Color on Q1 revenue pacings. Though revenue is currently pacing down 1% management noted that it expects to end the quarter better than that. It also cited a tough comp (it no longer airs the Celtics games in Boston, which is a 100bps drag) and the inclement weather negatively impacted revenue early in the quarter.
2014 Guidance: Specifically, ETM expects: political revenues of $6-7MM (we were at $6.9MM), with most coming in Q4. Core station expenses to grow 1% (we were at 1%), with additional investment in branding pushing total station opex to +2-3% (we were at 1%). Corporate expenses of $21MM (we were at $20.7MM). Capital expenditures of $7-8MM in 2014 (we were at $6.7MM). Equity comp of $5MM (we were at $5.5MM). A tax rate in the mid 40% range (we were at 45%).

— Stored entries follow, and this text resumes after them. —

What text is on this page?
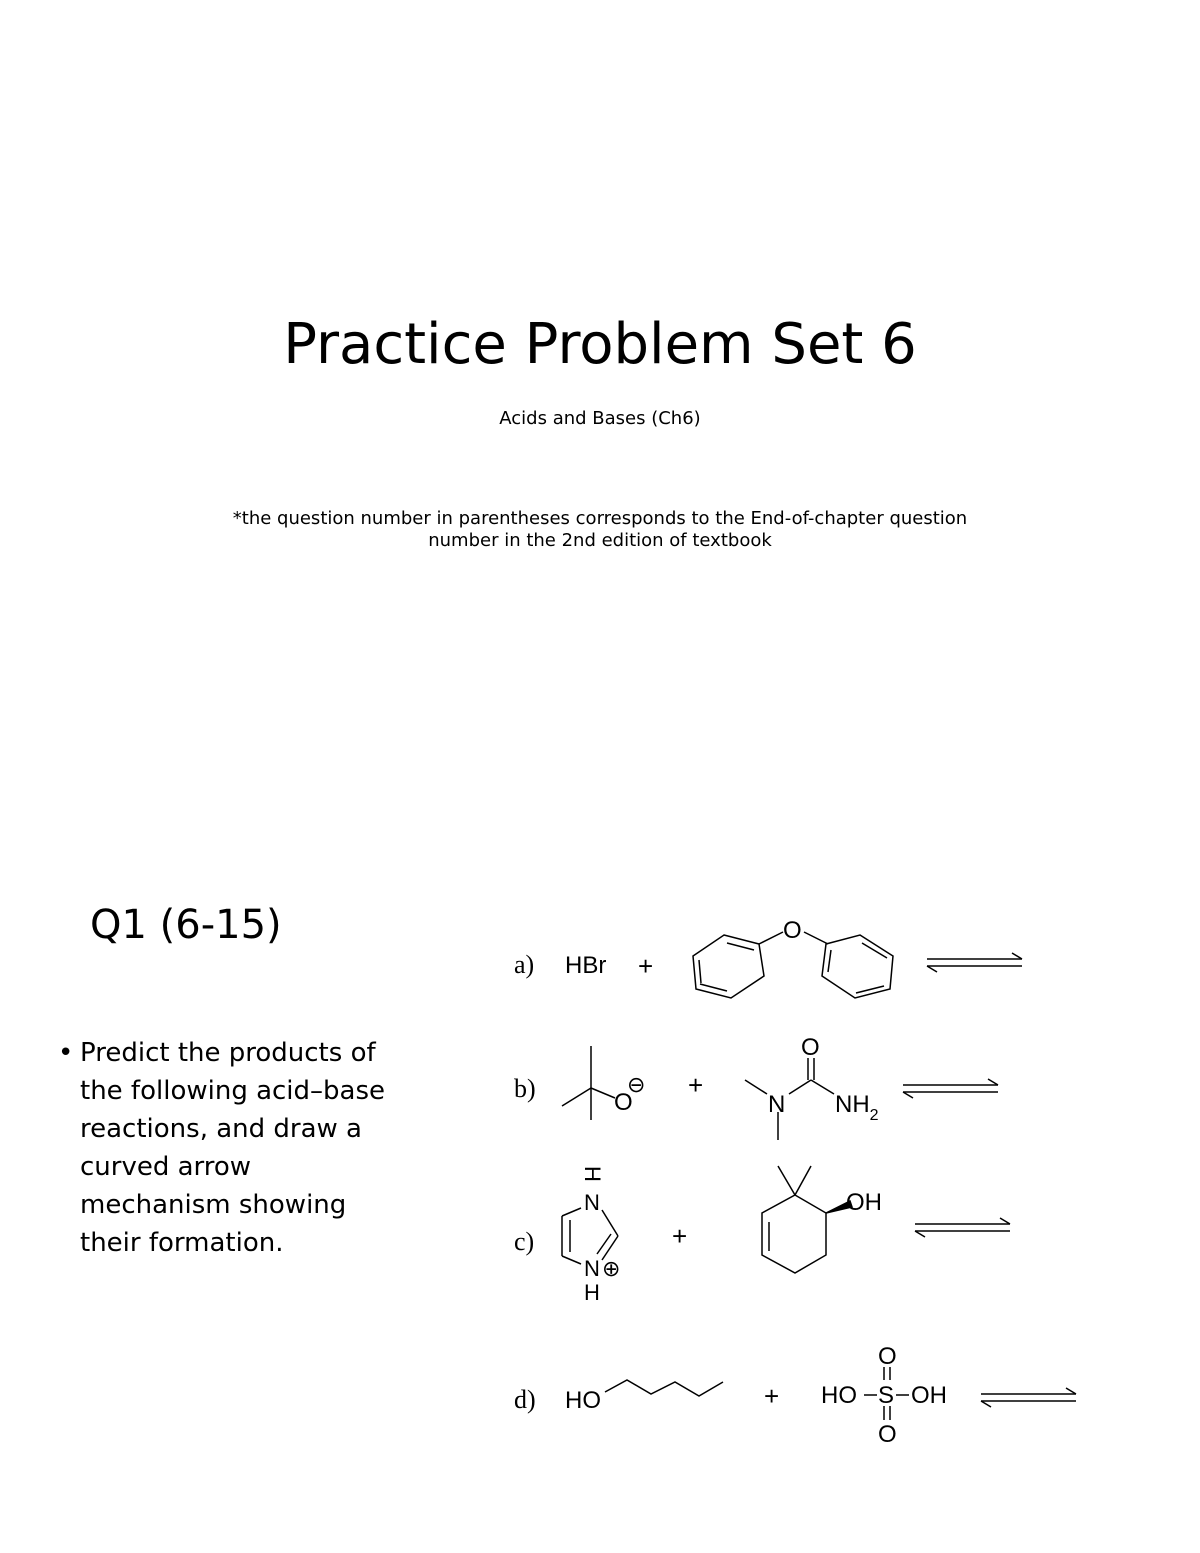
Practice Problem Set 6
Acids and Bases (Ch6)
*the question number in parentheses corresponds to the End-of-chapter question
number in the 2nd edition of textbook
Q1 (6-15)
• Predict the products of the following acid–base reactions, and draw a curved arrow mechanism showing their formation.
a) HBr +
O
b)	O
⊖ +
O
N $NH_2$
c)
H
N
N ⊕
H
+
OH
d) HO	+ HO S OH
O
O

Re-tooling of the sales department has become a tailwind. Management noted that the reorganization of the sales department is complete and has finally become constructive to revenue, rather than disruptive.
Entercom plans to be ”opportunistic” with M&A. CEO David Field stated that if the right opportunity arose (one that could create value for ETM shareholders without impairing the balance sheet) the company would take a good look at it.
Capital returns are likely when leverage falls below 4.5x. Management mentioned that both a dividend and share repurchases are a possibility. According to our estimates, this could be as early as the second half of this year.”